6.34      Ms Rea recommended the introduction of legislation along the lines of the US framework. She noted that the US legislation was designed to provide for transparency of information, thereby stopping price manipulation and ensuring that producers are paid fairly and on time.[40]

6.35      United Stockowners Australia also recommended the introduction of strong 'anti-trust' laws akin to the Packers and Stockyard Act. It argued that such legislation was necessary to protect grass-fed cattle producers from cattle market manipulation and distortion which had contributed to extremely low prices for cattle.[41]

6.36      Mr John Carter argued that under the Packers and Stockyards Act, every sale made in the US by a producer to a processor must be disclosed to the Department of Agriculture, so there is complete transparency. Mr Carter further noted that the act also provides that the producer is paid on the day of sale, in contrast to practices in Australia. He argued that the introduction of equivalent legislation in Australia would make a substantial difference to producers because it would provide transparency to the cattle market and thereby 'immediately highlight where the money is going'.[42]

6.37      Mr McKay explained that while a mandatory pricing system introduced in Australia would not guarantee a better price for producers, it would bring needed transparency to the system.[43]

6.38      Mr Rob Moore drafted a primary production pricing bill based on the US legislation. Mr Moore's bill seeks to increase farm-gate prices through the establishment of a transparent and improved competitive tension for livestock.[44]
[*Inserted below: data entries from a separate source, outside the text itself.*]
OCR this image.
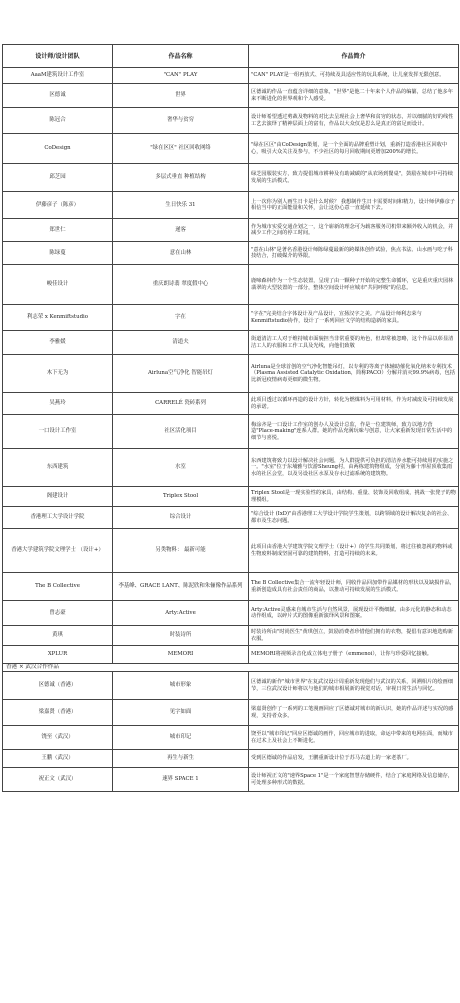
设计师/设计团队	作品名称	作品简介
AaaM建筑设计工作室	"CAN" PLAY	"CAN" PLAY是一组再放式、可持续及具适应性的玩具系统，让儿童发挥无限创意。
区德诚	世界	区德诚的作品一直蕴含详细的意象，"世界"是他二十年来个人作品的编纂，总结了他多年来不断进化的世界观和个人感受。
陈冠合	奢华与贫穷	设计师希望透过剪裁及物料的对比去呈现社会上奢华和贫穷的状态，并以细腻的好的线性工艺去演绎了精神层面上的富有，作品以大众仅是思么是真正的富足而设计。
CoDesign	"绿在区区" 社区回收网络	"绿在区区"由CoDesign策划，是一个全面的品牌重塑计划，重新打造香港社区回收中心，吸引大众关注及参与，不少社区的每月回收期间更增加200%的增长。
邱芝园	多层式垂直 种植结构	绿芝园服装实方，致力提倡城市耕种及有助减碳的"从农场到餐桌"，鼓励在城市中可持续发展的生活模式。
伊藤彦子（陈彦）	生日快乐 31	上一次你为别人画生日卡是什么时候？ 我想制作生日卡需要时间和精力，设计师伊藤彦子相信当中的正面能量和关怀，会让这份心意一直延续下去。
郑世仁	递客	作为城市实爱交通企划之一，这个崭新的理念可为载客服务司机带来额外收入的机会，并减少工作之间的停工时间。
陈绿蔓	意在山林	"意在山林"是著名香港设计师陈绿蔓最新的跨媒体创作试验，焦点书法、山水画与吃子科技结合，打破媒介的界限。
峻佳设计	重庆朗诗翡 翠度假中心	鹿啼森林作为一个生态装置，呈现了由一颗种子开始的完整生命循环，它是重庆重庆园林翡翠的大型装置的一部分，整体空间设计呼应城市"共同呼吸"的信息。
利志荣 x Kenmiftstudio	字在	"字在"完美结合字体设计及产品设计，宣扬汉字之美。产品设计师利志荣与Kenmiftstudio协作，设计了一系列回应文学的结构造新的家具。
李雅媛	清道夫	街道清洁工人对于维持城市面貌担当非常重要的角色，但却常被忽略，这个作品以彰显清洁工人的衣服和工作工具及光线，向他们致敬
木下无为	Airluna空气净化 智能吊灯	Airluna是全球首创的空气净化智能吊灯，以专利的等离子体辅助催化氧化纳米专利技术（Plasma Assisted Catalytic Oxidation，简称PACO）分解并消灭99.9%病毒，包括比新冠疫情病毒更细的微生物。
吴燕玲	CARRELÉ 瓷砖系列	此项目透过以循环再造的设计方针，转化为燃煤料为可用材料，作为对减废及可持续发展的承诺。
一口设计工作室	社区活化项目	梅涂齐是一口设计工作室的创办人及设计总监，作是一位建筑师，致力以地方营造"Place-making"连系人群。她的作品充满玩味与创意，让大家重新发现日常生活中的细节与喜悦。
东西建筑	水室	东西建筑将致力以设计解决社会问题，为人群提供可负担的清洁养水能可持续用的实施之一。"水室"位于东埔雅与饮游Sheung村，由两栋建筑物组成，分别为藤十形屋顶收集雨水的社区会堂，以及另设社区水泵及存水过滤系统的建筑物。
阁建设计	Triplex Stool	Triplex Stool是一现实验性的家具，由结构、重量、装饰及回收组成，挑战一张凳子的物理模组。
香港理工大学设计学院	综合设计	"综合设计 (IxD)"由香港理工大学设计学院学生策划，以跨领域的设计解决复杂的社会、都市及生态问题。
香港大学建筑学院文理学士 （设计+）	另类物料： 最新可能	此项目由香港大学建筑学院文理学士（设计+）的学生共同策划，将过往被忽视的物料或生物废料制成坚固可靠的建筑物料，打造可持续的未来。
The B Collective	李基峰、GRACE LANT、陈泥欣和朱俪像作品系列	The B Collective集合一流年轻设计师，同收作品回加带作品媒材的形状以及缺损作品，重新创造成具有社会责任的商品，以推动可持续发展的生活模式。
曾志豪	Arty:Active	Arty:Active灵感来自城市生活与自然风景，展现设计平衡细腻、由多元化的静态和动态动作组成，以碎片式的图像重新演绎风景和图案。
黄琪	时装诗所	时装诗所由"时尚医生"黄琪创立，鼓励消费者珍惜他们拥有的衣物，提倡有意识地选购新衣服。
XPLUR	MEMORI	MEMORI将视频录音化成立体电子册子（emmenoi），让你与珍爱回忆接触。
香港 × 武汉合作作品		
区德诚（香港）	城市形象	区德诚的新作"城市世界"在复武汉设计周重新发现他们与武汉的关系，回溯相片的绘画细节，三位武汉设计师将以与他们的城市相展新的视觉对话，审视日常生活与回忆。
梁嘉贤（香港）	见字如面	梁嘉贤创作了一系列的工笔漫画回应了区德诚对城市的新认识，她的作品详述与实况的感观，支持者众多。
饶至（武汉）	城市印记	饶至以"城市印记"回应区德诚的画作，回应城市的进取，命运中带来的电网在面，而城市在过术上及社会上不断进化。
王鹏（武汉）	再生与新生	受到区德诚的作品启发，王鹏重新设计位于苏马古道上的一家老茶厂。
祝正文（武汉）	速界 SPACE 1	设计师祝正文的"速界Space 1"是一个家庭智慧存储硬件，结合了家庭网络及信息储存，可处理多种形式的数据。
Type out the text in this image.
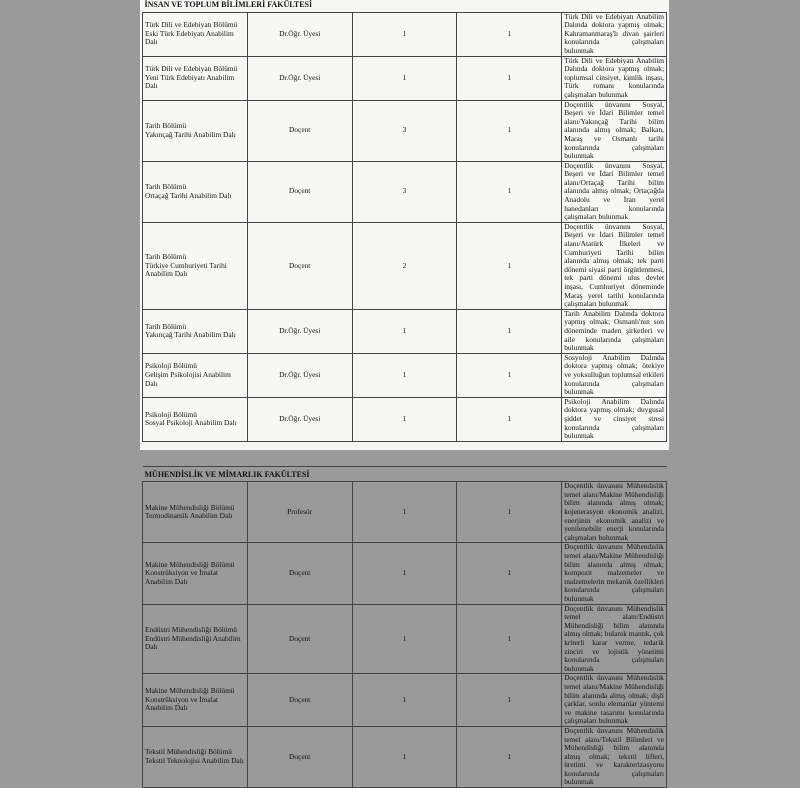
İNSAN VE TOPLUM BİLİMLERİ FAKÜLTESİ				

Türk Dili ve Edebiyatı Bölümü
Eski Türk Edebiyatı Anabilim Dalı	Dr.Öğr. Üyesi	1	1	Türk Dili ve Edebiyatı Anabilim Dalında doktora yapmış olmak; Kahramanmaraş'lı divan şairleri konularında çalışmaları bulunmak

Türk Dili ve Edebiyatı Bölümü
Yeni Türk Edebiyatı Anabilim Dalı	Dr.Öğr. Üyesi	1	1	Türk Dili ve Edebiyatı Anabilim Dalında doktora yapmış olmak; toplumsal cinsiyet, kimlik inşası, Türk romanı konularında çalışmaları bulunmak

Tarih Bölümü
Yakınçağ Tarihi Anabilim Dalı	Doçent	3	1	Doçentlik ünvanını Sosyal, Beşeri ve İdari Bilimler temel alanı/Yakınçağ Tarihi bilim alanında almış olmak; Balkan, Maraş ve Osmanlı tarihi konularında çalışmaları bulunmak

Tarih Bölümü
Ortaçağ Tarihi Anabilim Dalı	Doçent	3	1	Doçentlik ünvanını Sosyal, Beşeri ve İdari Bilimler temel alanı/Ortaçağ Tarihi bilim alanında almış olmak; Ortaçağda Anadolu ve İran yerel hanedanları konularında çalışmaları bulunmak

Tarih Bölümü
Türkiye Cumhuriyeti Tarihi Anabilim Dalı	Doçent	2	1	Doçentlik ünvanını Sosyal, Beşeri ve İdari Bilimler temel alanı/Atatürk İlkeleri ve Cumhuriyeti Tarihi bilim alanında almış olmak; tek parti dönemi siyasi parti örgütlenmesi, tek parti dönemi ulus devlet inşası, Cumhuriyet döneminde Maraş yerel tarihi konularında çalışmaları bulunmak

Tarih Bölümü
Yakınçağ Tarihi Anabilim Dalı	Dr.Öğr. Üyesi	1	1	Tarih Anabilim Dalında doktora yapmış olmak; Osmanlı'nın son döneminde maden şirketleri ve aile konularında çalışmaları bulunmak

Psikoloji Bölümü
Gelişim Psikolojisi Anabilim Dalı	Dr.Öğr. Üyesi	1	1	Sosyoloji Anabilim Dalında doktora yapmış olmak; ötekiye ve yoksulluğun toplumsal etkileri konularında çalışmaları bulunmak

Psikoloji Bölümü
Sosyal Psikoloji Anabilim Dalı	Dr.Öğr. Üyesi	1	1	Psikoloji Anabilim Dalında doktora yapmış olmak; duygusal şiddet ve cinsiyet stresi konularında çalışmaları bulunmak

MÜHENDİSLİK VE MİMARLIK FAKÜLTESİ				

Makine Mühendisliği Bölümü
Termodinamik Anabilim Dalı	Profesör	1	1	Doçentlik ünvanını Mühendislik temel alanı/Makine Mühendisliği bilim alanında almış olmak; kojenerasyon ekonomik analizi, enerjinin ekonomik analizi ve yenilenebilir enerji konularında çalışmaları bulunmak

Makine Mühendisliği Bölümü
Konstrüksiyon ve İmalat Anabilim Dalı	Doçent	1	1	Doçentlik ünvanını Mühendislik temel alanı/Makine Mühendisliği bilim alanında almış olmak; kompozit malzemeler ve malzemelerin mekanik özellikleri konularında çalışmaları bulunmak

Endüstri Mühendisliği Bölümü
Endüstri Mühendisliği Anabilim Dalı	Doçent	1	1	Doçentlik ünvanını Mühendislik temel alanı/Endüstri Mühendisliği bilim alanında almış olmak; bulanık mantık, çok kriterli karar verme, tedarik zinciri ve lojistik yönetimi konularında çalışmaları bulunmak

Makine Mühendisliği Bölümü
Konstrüksiyon ve İmalat Anabilim Dalı	Doçent	1	1	Doçentlik ünvanını Mühendislik temel alanı/Makine Mühendisliği bilim alanında almış olmak; dişli çarklar, sonlu elemanlar yöntemi ve makine tasarımı konularında çalışmaları bulunmak

Tekstil Mühendisliği Bölümü
Tekstil Teknolojisi Anabilim Dalı	Doçent	1	1	Doçentlik ünvanını Mühendislik temel alanı/Tekstil Bilimleri ve Mühendisliği bilim alanında almış olmak; tekstil lifleri, üretimi ve karakterizasyonu konularında çalışmaları bulunmak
6.39      During a recent Senate Estimates hearing, Dr Peter Barnard, MLA's General Manager, Trade and Economic Services, informed the Legislation Committee of the benefits and costs associated with transparent price reporting:

The benefits are regular and transparent price reporting. Certainly, in the United States, processors have to report on a daily basis – or sometimes more often than a daily basis – prices both for livestock and for beef. So it adds to the market's knowledge on price discovery. On the other side of the ledger, of course, it adds to red tape. It adds to costs. I think the price reporting mechanisms in the United States run into the tens of millions of dollars. MLA currently seeks information on prices on a voluntary basis. So we do report livestock prices. We do report meat prices. But we ring up processors and ask them to voluntarily supply that information. We do that for about $2 million a year – a fraction of the cost of the US mandatory price reporting and other price reporting activities. I think it is a matter of weighing up that increased transparency against the additional costs and the additional red tape involved.[45]
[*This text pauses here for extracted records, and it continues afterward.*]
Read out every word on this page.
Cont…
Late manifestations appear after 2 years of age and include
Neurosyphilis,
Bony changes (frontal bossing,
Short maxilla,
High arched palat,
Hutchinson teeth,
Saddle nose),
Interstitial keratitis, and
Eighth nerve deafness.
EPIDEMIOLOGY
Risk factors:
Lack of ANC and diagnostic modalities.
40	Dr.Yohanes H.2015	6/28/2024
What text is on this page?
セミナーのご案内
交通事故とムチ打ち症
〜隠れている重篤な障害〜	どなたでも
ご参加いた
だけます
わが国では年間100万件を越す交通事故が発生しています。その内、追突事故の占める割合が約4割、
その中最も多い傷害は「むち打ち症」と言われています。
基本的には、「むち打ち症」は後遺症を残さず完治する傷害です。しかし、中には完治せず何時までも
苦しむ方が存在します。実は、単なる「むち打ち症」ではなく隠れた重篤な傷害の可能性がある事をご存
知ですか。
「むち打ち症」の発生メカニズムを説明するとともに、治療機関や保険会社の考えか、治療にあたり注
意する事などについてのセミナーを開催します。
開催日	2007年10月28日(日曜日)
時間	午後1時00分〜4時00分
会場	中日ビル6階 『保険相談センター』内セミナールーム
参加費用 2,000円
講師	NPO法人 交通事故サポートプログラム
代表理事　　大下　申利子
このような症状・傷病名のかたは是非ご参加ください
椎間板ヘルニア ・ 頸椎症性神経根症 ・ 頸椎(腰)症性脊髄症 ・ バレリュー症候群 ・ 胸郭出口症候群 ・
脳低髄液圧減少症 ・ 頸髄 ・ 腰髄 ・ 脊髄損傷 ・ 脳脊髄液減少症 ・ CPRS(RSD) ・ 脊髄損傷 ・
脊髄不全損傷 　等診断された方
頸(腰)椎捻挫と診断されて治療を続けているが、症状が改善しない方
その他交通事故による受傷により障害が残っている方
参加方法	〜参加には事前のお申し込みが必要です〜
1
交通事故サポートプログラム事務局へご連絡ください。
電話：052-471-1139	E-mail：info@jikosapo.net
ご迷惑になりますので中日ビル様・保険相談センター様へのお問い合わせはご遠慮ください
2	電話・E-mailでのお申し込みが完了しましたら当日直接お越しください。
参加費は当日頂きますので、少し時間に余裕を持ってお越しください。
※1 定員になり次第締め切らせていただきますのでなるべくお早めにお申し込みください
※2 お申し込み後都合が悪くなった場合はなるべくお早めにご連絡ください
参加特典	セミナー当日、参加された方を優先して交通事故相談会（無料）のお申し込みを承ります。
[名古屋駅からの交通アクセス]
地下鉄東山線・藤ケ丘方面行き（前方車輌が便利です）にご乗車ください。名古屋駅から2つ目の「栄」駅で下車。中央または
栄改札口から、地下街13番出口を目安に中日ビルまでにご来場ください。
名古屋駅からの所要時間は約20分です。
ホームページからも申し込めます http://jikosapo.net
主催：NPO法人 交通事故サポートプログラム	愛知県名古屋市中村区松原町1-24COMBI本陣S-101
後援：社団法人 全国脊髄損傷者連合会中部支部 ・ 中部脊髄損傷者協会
6.40      Considerable evidence to the committee highlighted the lack of transparency in relation to cattle pricing and the need for a level market playing field. In light of factors including the diversity of product coming out of the farm gate, increasing focus on export markets, consolidation of the processing sector and the extent to which there is genuine competition at stockyards, there is little scope for producers to establish a clear line of sight along the supply chain. For a producer, the beef pricing system is opaque.

6.41      The view was put to the committee that same day payment to producers and a legislative mechanism to require disclosure of the farm-to-wholesale as well as wholesale-to-retail prices, could only bolster competitiveness in the livestock market. Supporters of price transparency argued that a system which establishes the true price of the cattle market by requiring transparency in market reporting, underpinned by the prospect of investigation into anti-competitive behaviour, has the potential to shift cattle producers from their current position as price-takers.